Machine learning (ML) potentials, particularly graph neural networks (GNN), have emerged as efficient alternatives to density functional theory (DFT) calculations for catalyst screening. Recent efforts in developing large DFT datasets led to many GNN architectures being devised. However, generalization to specialized tasks remains poor, as generating new data remains costly and often less effective than other screening approaches. In this regard, transfer learning (TL), i.e., fine-tuning the weights of a pre-trained model to new samples or tasks, has proven successful in leveraging small datasets and achieving outstanding results in fields like computer vision. In this work, TL is leveraged to accelerate the screening of single-atom alloys (SAAs) using a small dataset (less than 1k data points). SAAs, comprised of isolated promoter atoms dispersed on the surface of a selective host metal, were selected given their relevance for multiple catalytic processes, including selective hydrogenation, oxidation, and electrocatalysis
1
Models for the direct prediction of adsorption energies from initial geometry configurations, pre-trained with the OC2020 dataset2 (over 600k DFT relaxations for training), were chosen for TL. Several combinations of coinage metal hosts (Cu, Au, Ag), transition metal promoters, and adsorbates were chosen. In all cases, the optb86bvdw exchange-correlation functional was considered, which accounts for dispersion forces not considered in the original dataset. Varying extents of fine-tuning (i.e., freezing different blocks during training) are investigated, achieving MAE values on adsorption predictions below 0.2 eV, aligned with state-of-the-art models.

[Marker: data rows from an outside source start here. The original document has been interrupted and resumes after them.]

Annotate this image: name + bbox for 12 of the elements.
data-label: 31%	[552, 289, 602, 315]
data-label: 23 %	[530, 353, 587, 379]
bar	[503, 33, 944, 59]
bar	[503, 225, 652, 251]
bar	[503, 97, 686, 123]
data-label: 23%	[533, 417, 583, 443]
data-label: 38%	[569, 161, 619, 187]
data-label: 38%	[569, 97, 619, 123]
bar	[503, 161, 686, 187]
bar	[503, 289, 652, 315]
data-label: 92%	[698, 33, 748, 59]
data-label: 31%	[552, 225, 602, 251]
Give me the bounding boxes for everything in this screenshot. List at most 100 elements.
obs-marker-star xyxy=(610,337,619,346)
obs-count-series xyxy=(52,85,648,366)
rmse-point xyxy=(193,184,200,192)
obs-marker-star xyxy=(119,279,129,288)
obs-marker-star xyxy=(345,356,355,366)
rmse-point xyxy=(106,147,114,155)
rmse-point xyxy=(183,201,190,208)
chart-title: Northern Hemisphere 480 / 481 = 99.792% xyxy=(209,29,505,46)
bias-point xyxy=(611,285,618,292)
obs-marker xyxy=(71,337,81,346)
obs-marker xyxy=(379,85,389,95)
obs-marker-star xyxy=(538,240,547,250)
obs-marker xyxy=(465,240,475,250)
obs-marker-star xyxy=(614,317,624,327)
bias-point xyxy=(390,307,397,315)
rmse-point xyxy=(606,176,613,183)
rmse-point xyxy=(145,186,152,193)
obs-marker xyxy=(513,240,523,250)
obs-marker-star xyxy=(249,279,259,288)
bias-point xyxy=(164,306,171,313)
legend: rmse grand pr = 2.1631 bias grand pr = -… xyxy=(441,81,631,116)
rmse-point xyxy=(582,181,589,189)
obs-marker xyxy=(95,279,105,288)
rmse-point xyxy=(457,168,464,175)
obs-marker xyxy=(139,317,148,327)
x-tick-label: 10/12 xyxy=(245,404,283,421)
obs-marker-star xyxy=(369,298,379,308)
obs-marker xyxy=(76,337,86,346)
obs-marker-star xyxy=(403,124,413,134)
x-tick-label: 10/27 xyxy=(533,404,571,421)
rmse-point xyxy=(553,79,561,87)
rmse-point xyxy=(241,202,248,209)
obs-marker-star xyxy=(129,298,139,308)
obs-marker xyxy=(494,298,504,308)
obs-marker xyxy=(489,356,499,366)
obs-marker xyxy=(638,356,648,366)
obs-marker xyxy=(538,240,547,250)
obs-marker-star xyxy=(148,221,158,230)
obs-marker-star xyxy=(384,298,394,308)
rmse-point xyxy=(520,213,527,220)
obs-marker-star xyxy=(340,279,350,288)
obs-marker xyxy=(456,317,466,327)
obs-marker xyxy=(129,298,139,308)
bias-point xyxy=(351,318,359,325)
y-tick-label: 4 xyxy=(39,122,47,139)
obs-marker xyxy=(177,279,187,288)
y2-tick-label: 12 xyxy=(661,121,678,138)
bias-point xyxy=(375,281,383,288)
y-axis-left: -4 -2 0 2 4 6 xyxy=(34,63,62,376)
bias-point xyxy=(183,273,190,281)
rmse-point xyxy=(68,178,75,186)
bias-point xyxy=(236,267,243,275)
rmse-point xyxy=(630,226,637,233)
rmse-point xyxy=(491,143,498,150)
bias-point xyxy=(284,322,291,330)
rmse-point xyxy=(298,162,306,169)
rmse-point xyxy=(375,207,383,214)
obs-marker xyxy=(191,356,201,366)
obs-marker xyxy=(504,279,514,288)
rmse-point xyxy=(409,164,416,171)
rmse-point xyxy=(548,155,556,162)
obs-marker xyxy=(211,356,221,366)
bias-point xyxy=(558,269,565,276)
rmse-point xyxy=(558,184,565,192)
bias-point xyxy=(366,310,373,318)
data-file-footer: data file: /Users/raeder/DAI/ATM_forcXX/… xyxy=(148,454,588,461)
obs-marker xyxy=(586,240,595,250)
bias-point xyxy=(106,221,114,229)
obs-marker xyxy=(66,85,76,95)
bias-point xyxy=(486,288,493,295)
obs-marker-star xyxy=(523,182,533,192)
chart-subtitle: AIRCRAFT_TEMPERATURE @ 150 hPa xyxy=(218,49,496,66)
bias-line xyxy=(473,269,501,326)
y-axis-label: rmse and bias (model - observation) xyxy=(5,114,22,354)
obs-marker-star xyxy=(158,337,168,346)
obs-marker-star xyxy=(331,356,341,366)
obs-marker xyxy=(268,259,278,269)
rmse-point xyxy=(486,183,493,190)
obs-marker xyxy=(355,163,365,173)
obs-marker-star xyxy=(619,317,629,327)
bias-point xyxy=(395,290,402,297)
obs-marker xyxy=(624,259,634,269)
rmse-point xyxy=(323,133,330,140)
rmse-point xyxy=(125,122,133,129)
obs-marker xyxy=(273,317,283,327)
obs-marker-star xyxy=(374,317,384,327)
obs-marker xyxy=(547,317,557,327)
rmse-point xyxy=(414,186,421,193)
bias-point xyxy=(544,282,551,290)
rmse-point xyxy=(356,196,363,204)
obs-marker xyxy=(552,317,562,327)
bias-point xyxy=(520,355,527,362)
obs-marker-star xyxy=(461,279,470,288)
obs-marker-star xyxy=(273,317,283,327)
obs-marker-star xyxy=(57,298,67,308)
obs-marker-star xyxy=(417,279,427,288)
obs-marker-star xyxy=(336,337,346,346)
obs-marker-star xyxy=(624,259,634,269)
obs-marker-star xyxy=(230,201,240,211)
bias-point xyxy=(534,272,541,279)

This work highlights the effectiveness of TL extending foundational catalysis models to small datasets, often accessible on computational chemistry repositories, extending the use of ML in high-throughput screening.
References
[1] El Berch, John N., et al. "Advances in Simulating Dilute Alloy Nanoparticles for Catalysis." Nanoscale 17.4 (2025): 1936-53.
[2] Chanussot, Lowik, et al. "Open Catalyst 2020 (Oc20) Dataset and Community Challenges." ACS Catalysis 11.10 (2021): 6059-72.